Teresa Cremin, a professor from the Open University, described the results of her research into the literary knowledge of primary teachers. Of the 1,200 teachers surveyed 302 could only name the titles of certain kids’ books not their author. This worrying discovery led to a digital solution. The university ran online seminars for 10 weeks. The ‘Books and Blether’ program introduced resources that were being overlooked by educators; the seminars were a trending topic on Twitter for 9 out of the 10 weeks. The industry adapted and facilitated engagement between teachers and authors, two groups that stood to greatly benefit from a close relationship.

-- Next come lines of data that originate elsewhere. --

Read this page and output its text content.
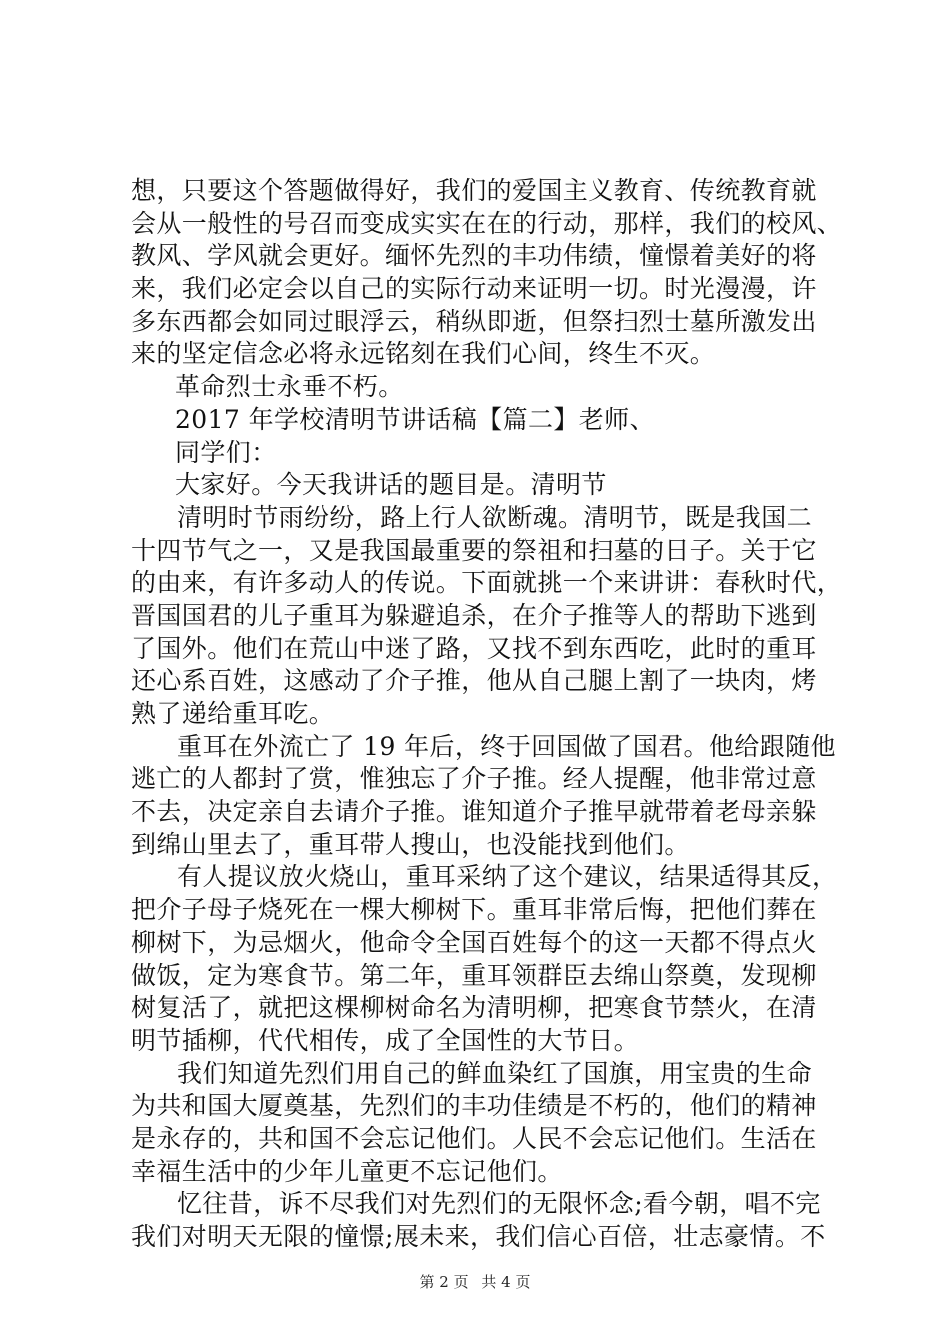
想，只要这个答题做得好，我们的爱国主义教育、传统教育就
会从一般性的号召而变成实实在在的行动，那样，我们的校风、
教风、学风就会更好。缅怀先烈的丰功伟绩，憧憬着美好的将
来，我们必定会以自己的实际行动来证明一切。时光漫漫，许
多东西都会如同过眼浮云，稍纵即逝，但祭扫烈士墓所激发出
来的坚定信念必将永远铭刻在我们心间，终生不灭。
革命烈士永垂不朽。
2017 年学校清明节讲话稿【篇二】老师、
同学们：
大家好。今天我讲话的题目是。清明节
清明时节雨纷纷，路上行人欲断魂。清明节，既是我国二
十四节气之一，又是我国最重要的祭祖和扫墓的日子。关于它
的由来，有许多动人的传说。下面就挑一个来讲讲：春秋时代，
晋国国君的儿子重耳为躲避追杀，在介子推等人的帮助下逃到
了国外。他们在荒山中迷了路，又找不到东西吃，此时的重耳
还心系百姓，这感动了介子推，他从自己腿上割了一块肉，烤
熟了递给重耳吃。
重耳在外流亡了 19 年后，终于回国做了国君。他给跟随他
逃亡的人都封了赏，惟独忘了介子推。经人提醒，他非常过意
不去，决定亲自去请介子推。谁知道介子推早就带着老母亲躲
到绵山里去了，重耳带人搜山，也没能找到他们。
有人提议放火烧山，重耳采纳了这个建议，结果适得其反，
把介子母子烧死在一棵大柳树下。重耳非常后悔，把他们葬在
柳树下，为忌烟火，他命令全国百姓每个的这一天都不得点火
做饭，定为寒食节。第二年，重耳领群臣去绵山祭奠，发现柳
树复活了，就把这棵柳树命名为清明柳，把寒食节禁火，在清
明节插柳，代代相传，成了全国性的大节日。
我们知道先烈们用自己的鲜血染红了国旗，用宝贵的生命
为共和国大厦奠基，先烈们的丰功佳绩是不朽的，他们的精神
是永存的，共和国不会忘记他们。人民不会忘记他们。生活在
幸福生活中的少年儿童更不忘记他们。
忆往昔，诉不尽我们对先烈们的无限怀念;看今朝，唱不完
我们对明天无限的憧憬;展未来，我们信心百倍，壮志豪情。不
第 2 页 共 4 页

The Bookseller panels also spoke on the other important issue that defined the year – the amplification of minority voices. Author Jelani Memory and illustrator Dapo Adeola expressed their frustration about industry access. Memory decided to exploit new strategies to directly market to his audience, instead of waiting for any industry conduit for his work. Memory co-founded ‘A Kids Book About’, bringing authors together in collaborative workshops to publish co-authored books. The website saw a bounce in consumer activity over lockdown; Jelani explained that there is a captive audience who welcome a new approach, not only in terms of more profound subject matter but the way authors deliver content to the readers. This new direct strategy was also adopted by illustrator Rob Biddulph. He changed the way he interacted with readers. Rob explained how his ‘Draw with Rob’ video series attracted many new followers to his Twitter profile. He judged that if he gave away his time and some content for free, he could grow his fanbase for future book releases. This thinking turned out to be correct and profitable – his book of the same name jumped up the pre-order list on online retail sites. This strategy, however, presents some problems. Publishers must support their writers if they push them to interact with consumers in this way, giving away content in order to create a buzz around the publisher’s product. Throughout this lockdown authors participated in online events for free. This isn’t sustainable for many.
The conference was fascinating and insightful. The lockdown and resulting economic downturn will have a lasting effect on us. However, many publishers and authors rather than passively enduring the crisis have galvanized into action. Hopefully the change in thinking and new consumer relationships that have been formed will continue.